The town can operate from hand to mouth, but what happens is that when you do that, when you have a bad decision and bad luck happen in one year you have a financial crisis. When you really look at what people are paying for their town government, it is really a relatively small amount. People get caught up on their tax bill, but a change in .8 to .9 generates $319,177 more. When you accumulate that over years, you have wiggle room.

We need to continue to look for opportunities to make sure we're maximizing our ability to achieve revenues at our proprietary operations, such as the Mound House and Bay Oaks. I think we're trying to understand where we are and then set realistic objectives and decide what kind of taxpayer support we want to give to those functions. With inflation those costs will only go up every year. We need to say hey, we will stop contributing at this percentage point. We need to see if we can do better with alternative funding sources, grants and state federal money, like stormwater.

What's the town's current financial position?

I can assess that over the last year it's gotten much better due to the town's leadership.
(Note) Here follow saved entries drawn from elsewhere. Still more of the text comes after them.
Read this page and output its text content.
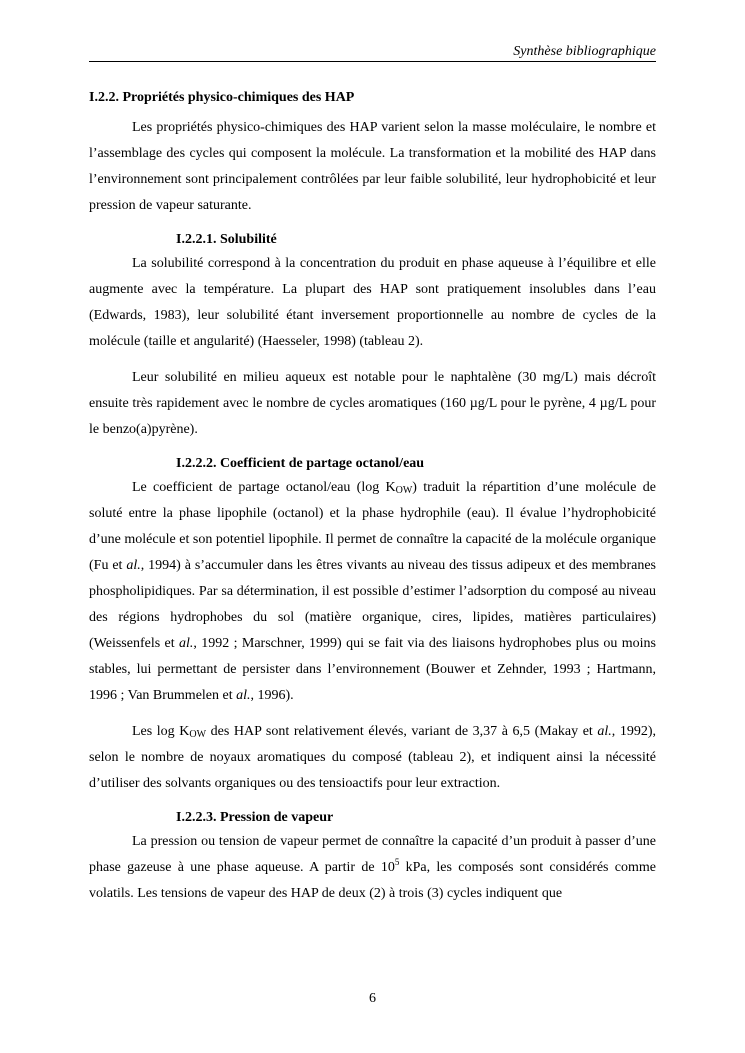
Synthèse bibliographique
I.2.2. Propriétés physico-chimiques des HAP

Les propriétés physico-chimiques des HAP varient selon la masse moléculaire, le nombre et l’assemblage des cycles qui composent la molécule. La transformation et la mobilité des HAP dans l’environnement sont principalement contrôlées par leur faible solubilité, leur hydrophobicité et leur pression de vapeur saturante.

I.2.2.1. Solubilité

La solubilité correspond à la concentration du produit en phase aqueuse à l’équilibre et elle augmente avec la température. La plupart des HAP sont pratiquement insolubles dans l’eau (Edwards, 1983), leur solubilité étant inversement proportionnelle au nombre de cycles de la molécule (taille et angularité) (Haesseler, 1998) (tableau 2).

Leur solubilité en milieu aqueux est notable pour le naphtalène (30 mg/L) mais décroît ensuite très rapidement avec le nombre de cycles aromatiques (160 µg/L pour le pyrène, 4 µg/L pour le benzo(a)pyrène).

I.2.2.2. Coefficient de partage octanol/eau

Le coefficient de partage octanol/eau (log $K_{OW}$) traduit la répartition d’une molécule de soluté entre la phase lipophile (octanol) et la phase hydrophile (eau). Il évalue l’hydrophobicité d’une molécule et son potentiel lipophile. Il permet de connaître la capacité de la molécule organique (Fu et al., 1994) à s’accumuler dans les êtres vivants au niveau des tissus adipeux et des membranes phospholipidiques. Par sa détermination, il est possible d’estimer l’adsorption du composé au niveau des régions hydrophobes du sol (matière organique, cires, lipides, matières particulaires) (Weissenfels et al., 1992 ; Marschner, 1999) qui se fait via des liaisons hydrophobes plus ou moins stables, lui permettant de persister dans l’environnement (Bouwer et Zehnder, 1993 ; Hartmann, 1996 ; Van Brummelen et al., 1996).

Les $\log K_{OW}$ des HAP sont relativement élevés, variant de 3,37 à 6,5 (Makay et al., 1992), selon le nombre de noyaux aromatiques du composé (tableau 2), et indiquent ainsi la nécessité d’utiliser des solvants organiques ou des tensioactifs pour leur extraction.

I.2.2.3. Pression de vapeur

La pression ou tension de vapeur permet de connaître la capacité d’un produit à passer d’une phase gazeuse à une phase aqueuse. A partir de $10^5$ kPa, les composés sont considérés comme volatils. Les tensions de vapeur des HAP de deux (2) à trois (3) cycles indiquent que

6
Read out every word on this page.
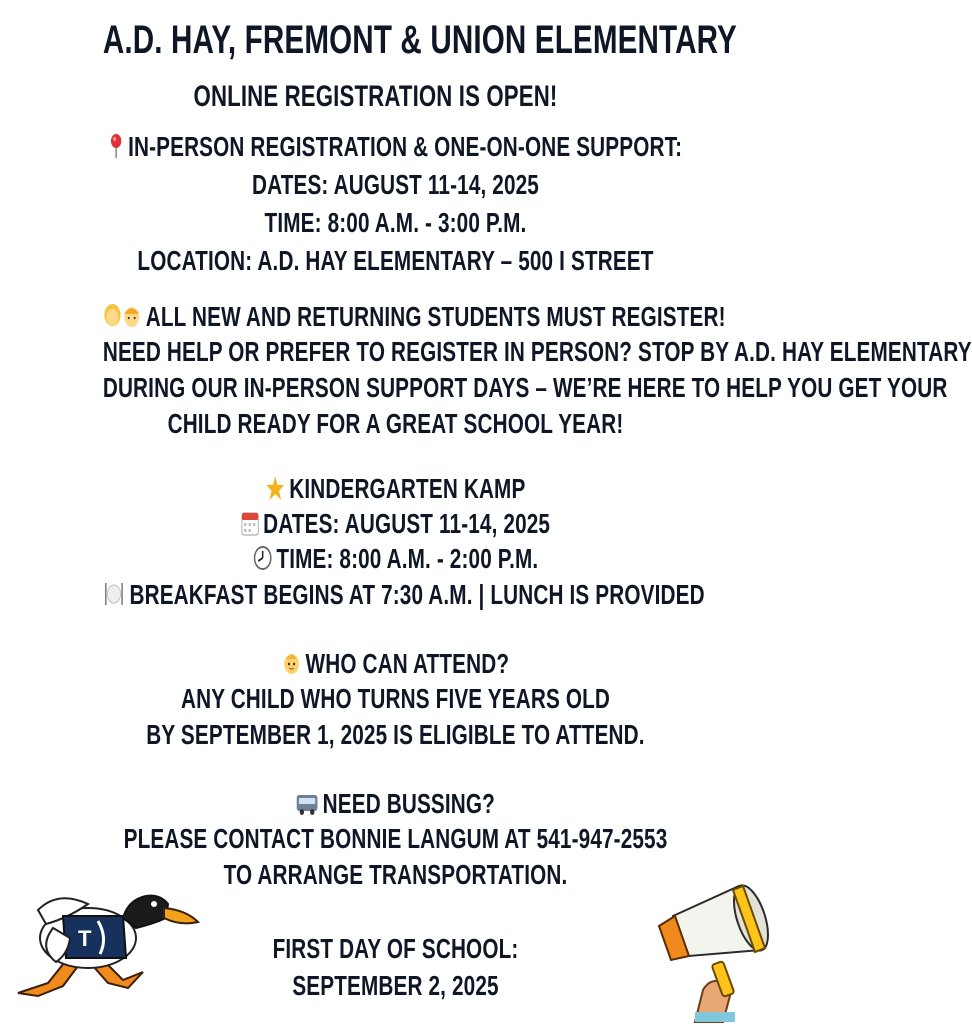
A.D. HAY, FREMONT & UNION ELEMENTARY
ONLINE REGISTRATION IS OPEN!
IN-PERSON REGISTRATION & ONE-ON-ONE SUPPORT:
DATES: AUGUST 11-14, 2025
TIME: 8:00 A.M. - 3:00 P.M.
LOCATION: A.D. HAY ELEMENTARY – 500 I STREET
ALL NEW AND RETURNING STUDENTS MUST REGISTER!
NEED HELP OR PREFER TO REGISTER IN PERSON? STOP BY A.D. HAY ELEMENTARY
DURING OUR IN-PERSON SUPPORT DAYS – WE’RE HERE TO HELP YOU GET YOUR
CHILD READY FOR A GREAT SCHOOL YEAR!
KINDERGARTEN KAMP
DATES: AUGUST 11-14, 2025
TIME: 8:00 A.M. - 2:00 P.M.
BREAKFAST BEGINS AT 7:30 A.M. | LUNCH IS PROVIDED
WHO CAN ATTEND?
ANY CHILD WHO TURNS FIVE YEARS OLD
BY SEPTEMBER 1, 2025 IS ELIGIBLE TO ATTEND.
NEED BUSSING?
PLEASE CONTACT BONNIE LANGUM AT 541-947-2553
TO ARRANGE TRANSPORTATION.
FIRST DAY OF SCHOOL:
SEPTEMBER 2, 2025
T
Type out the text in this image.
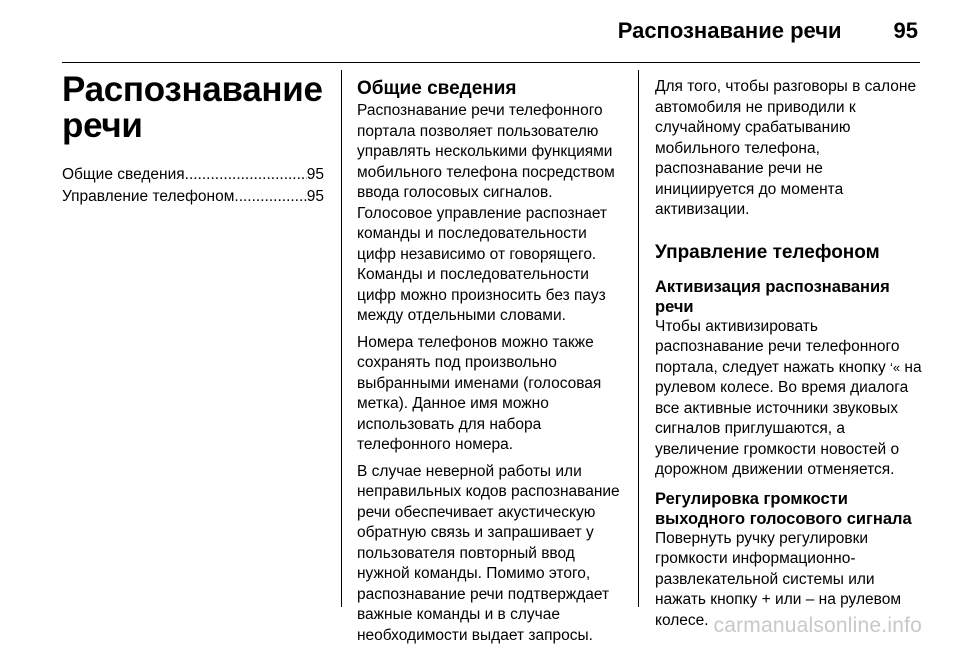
Распознавание речи 95
Распознавание
речи
Общие сведения .....	95
Управление телефоном .....	95
Общие сведения

Распознавание речи телефонного портала позволяет пользователю управлять несколькими функциями мобильного телефона посредством ввода голосовых сигналов. Голосовое управление распознает команды и последовательности цифр независимо от говорящего. Команды и последовательности цифр можно произносить без пауз между отдельными словами.

Номера телефонов можно также сохранять под произвольно выбранными именами (голосовая метка). Данное имя можно использовать для набора телефонного номера.

В случае неверной работы или неправильных кодов распознавание речи обеспечивает акустическую обратную связь и запрашивает у пользователя повторный ввод нужной команды. Помимо этого, распознавание речи подтверждает важные команды и в случае необходимости выдает запросы.

Для того, чтобы разговоры в салоне автомобиля не приводили к случайному срабатыванию мобильного телефона, распознавание речи не инициируется до момента активизации.

Управление телефоном
Активизация распознавания речи

Чтобы активизировать распознавание речи телефонного портала, следует нажать кнопку ‘« на рулевом колесе. Во время диалога все активные источники звуковых сигналов приглушаются, а увеличение громкости новостей о дорожном движении отменяется.

Регулировка громкости выходного голосового сигнала

Повернуть ручку регулировки громкости информационно-развлекательной системы или нажать кнопку + или – на рулевом колесе. carmanualsonline.info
It's not done by a long shot but it's trending in the right direction.

I think with the town's help we can position the town to be strong and a great place to live and work and a financially stable municipality. I believe that we should have a budget that is financially responsible and transparent. When we make the budget presentation, we'll make sure all the changes are clearly delineated and priced so council can decide if they want to spend tax money there.

we'll have a list to talk about, debate and let public weigh in, and make a decision about whether they want to make the town more financially stable going forward.

There's a cost for everything we do. One proposal will be to set aside a pot of money for fee waivers, that way we can see how much is given away. If we are in a pattern where we cut the fee or whatever all the time, maybe just lower the fee. I think the fees are reasonable and there is a cost to things. I understand people don't want to pay them, if the applicant isn't paying the cost, then the tax payers are.